Zu diesen Gruben wurden die Juden geführt. Ihre Bündel mussten sie auf einen Haufen legen und ihre Oberkleidung ausziehen. So wurden sie halbnackt in Partien an den Rand der Gruben getrieben und mit Maschinengewehren erschossen. Zuerst die Kranken, Alten, dann die Kinder und Frauen, zuletzt die Männer. Verwundete wurden erstochen oder erschlagen.
Das Gemetzel währte an vielen Orten den ganzen Tag. Bevor die Reihe an sie kam, waren die Unglücklichen Zeugen, wie man die anderen abschlachtete. Wenn die Gruben, in denen die Töten in vielen Schichten übereinander lagen, voll waren, wurden die Juden gezwungen, sie zuzuschütten, nachdem man die Leichen aus .hygienischen Gründen' mit calcium chloratum bestreut hatte. Kleine Kinder wurden lebendig in die Gruben geworfen und verschüttet. Manche Männer setzten sich zur Wehr, sprangen den Exekutoren an die Gurgel und zogen sie mit in das grauenvolle Massengrab.

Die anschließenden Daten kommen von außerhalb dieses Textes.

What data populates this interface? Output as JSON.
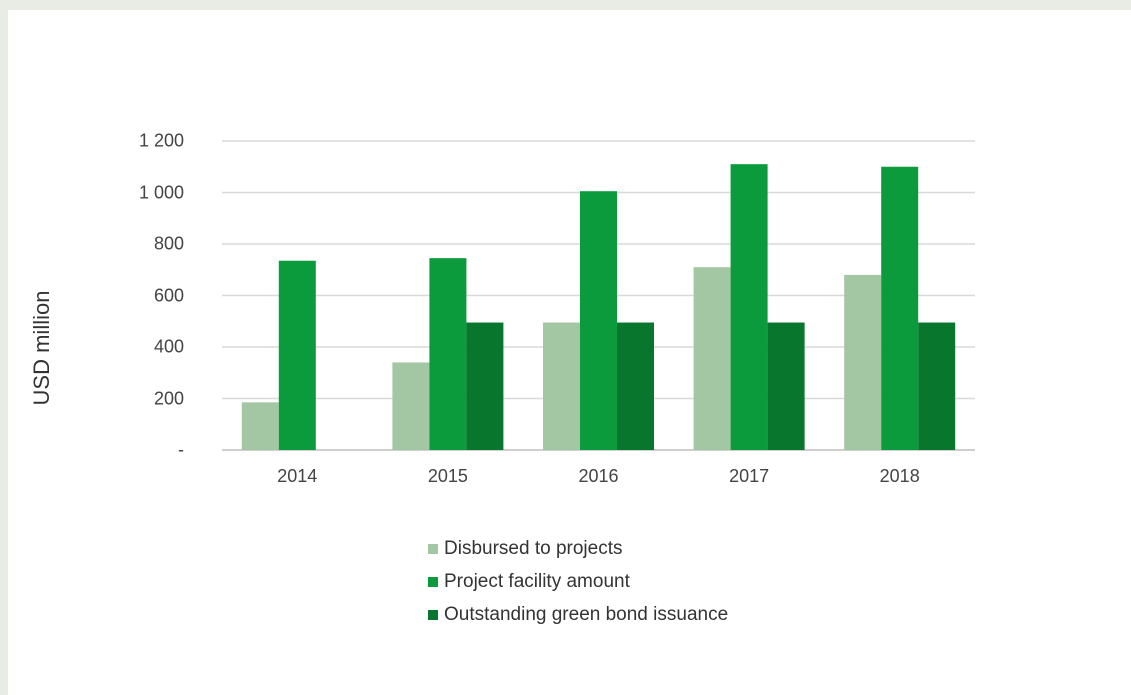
{
  "chart_data": {
    "type": "bar",
    "categories": [
      "2014",
      "2015",
      "2016",
      "2017",
      "2018"
    ],
    "ylabel": "USD million",
    "ylim": [
      0,
      1200
    ],
    "yticks": [
      {
        "value": 0,
        "label": "-"
      },
      {
        "value": 200,
        "label": "200"
      },
      {
        "value": 400,
        "label": "400"
      },
      {
        "value": 600,
        "label": "600"
      },
      {
        "value": 800,
        "label": "800"
      },
      {
        "value": 1000,
        "label": "1 000"
      },
      {
        "value": 1200,
        "label": "1 200"
      }
    ],
    "grid": true,
    "legend_position": "bottom",
    "series": [
      {
        "name": "Disbursed to projects",
        "color": "#a3c6a3",
        "values": [
          185,
          340,
          495,
          710,
          680
        ]
      },
      {
        "name": "Project facility amount",
        "color": "#0b9a3c",
        "values": [
          735,
          745,
          1005,
          1110,
          1100
        ]
      },
      {
        "name": "Outstanding green bond issuance",
        "color": "#08762c",
        "values": [
          null,
          495,
          495,
          495,
          495
        ]
      }
    ]
  }
}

Die Exekuteure waren überall litauische 'freiwillige' Partisanen. Deutsche Polizei und Wehrmacht leitete und überwachte die Handlung. Wo die Litauer schlappmachten, wurden sie mit Alkohol aufgemuntert. An vielen Orten wurden die Szenen von deutschen Filmakteuren aufgenommen. Bei den Aufnahmen wurde darauf geachtet, dass nur litauische Exekuteure auf die Platte kamen. Die Deutschen bemühten sich später, den Tatbestand zu fälschen, als ob litauische Initiative in gerechter Volkswut gegen die jüdischen Ausbeuter die Gemetzel veranstaltet habe. All das geschah am helllichten Tage."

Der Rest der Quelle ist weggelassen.